The basic idea is that the state assures that when healthcare providers expand they don’t do so in a way that causes services to be harmed elsewhere. The classic example that CON laws might prevent: a medical practice installing a new and highly profitable piece of equipment that would harm a nearby rural hospital that relies upon revenue from such equipment to underwrite its other unprofitable primary care services.

Now admittedly, the CON debate is a complex one.

While CON defenders advance strong arguments for preserving the protections, their reasoning is not always bulletproof. There are clearly circumstances in which CON laws have stood in the way of healthy competition that would benefit consumers and promote efficiency.

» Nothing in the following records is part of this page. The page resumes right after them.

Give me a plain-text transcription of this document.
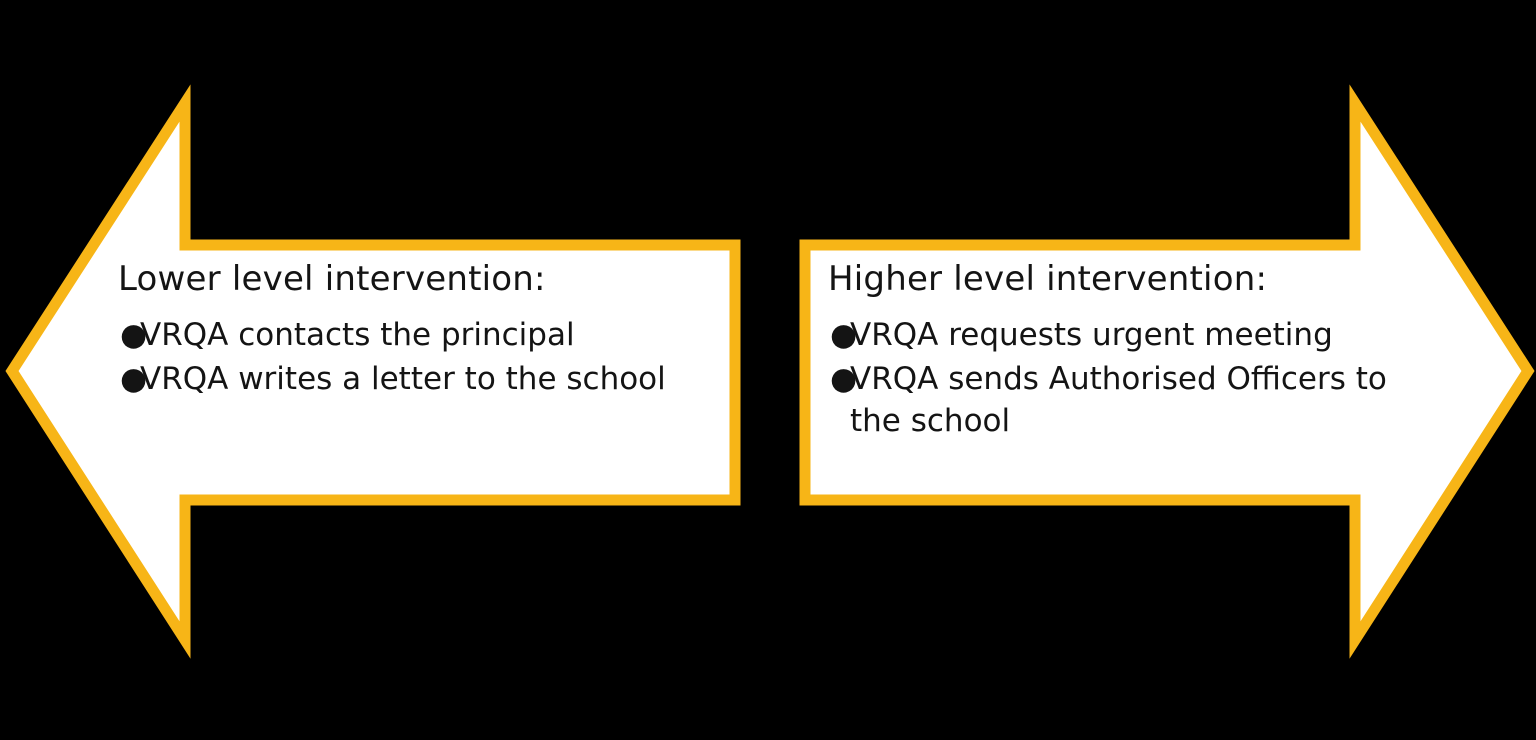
Lower level intervention:
●
VRQA contacts the principal
●
VRQA writes a letter to the school
Higher level intervention:
●
VRQA requests urgent meeting
●
VRQA sends Authorised Officers to the school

And the process of sorting out CON disputes can take a great deal of time.

But here’s another undeniable truth about this new CON law debate: Medicaid expansion is on hold yet again because parties can’t settle this very separate disagreement and, as a result, hundreds of thousands of  people — most of them in households that include workers struggling to make ends meet at low-paying jobs — continue to suffer.

And this makes no sense.

While the Certificate of Need issue is important, it’s ultimately about a battle that will always be there – namely powerful interests fighting over profits. We’re not, after all, holding up Medicaid expansion because insurance and pharmaceutical companies are making exorbitant profits that impact healthcare costs. Even House Speaker Tim Moore told the N&O “we can take care of expansion, and deal with all that other stuff at a later date.”

Now it’s important to point out here that Berger and Moore have been trading hats and playing the good cop/bad cop shtick in the Medicaid debate for so long now, that it’s hard to know who to really believe.

But one thing is for certain: the fact that lawmakers are using more than half a million uninsured North Carolinians as political pawns in a cynical political game ought to be unacceptable.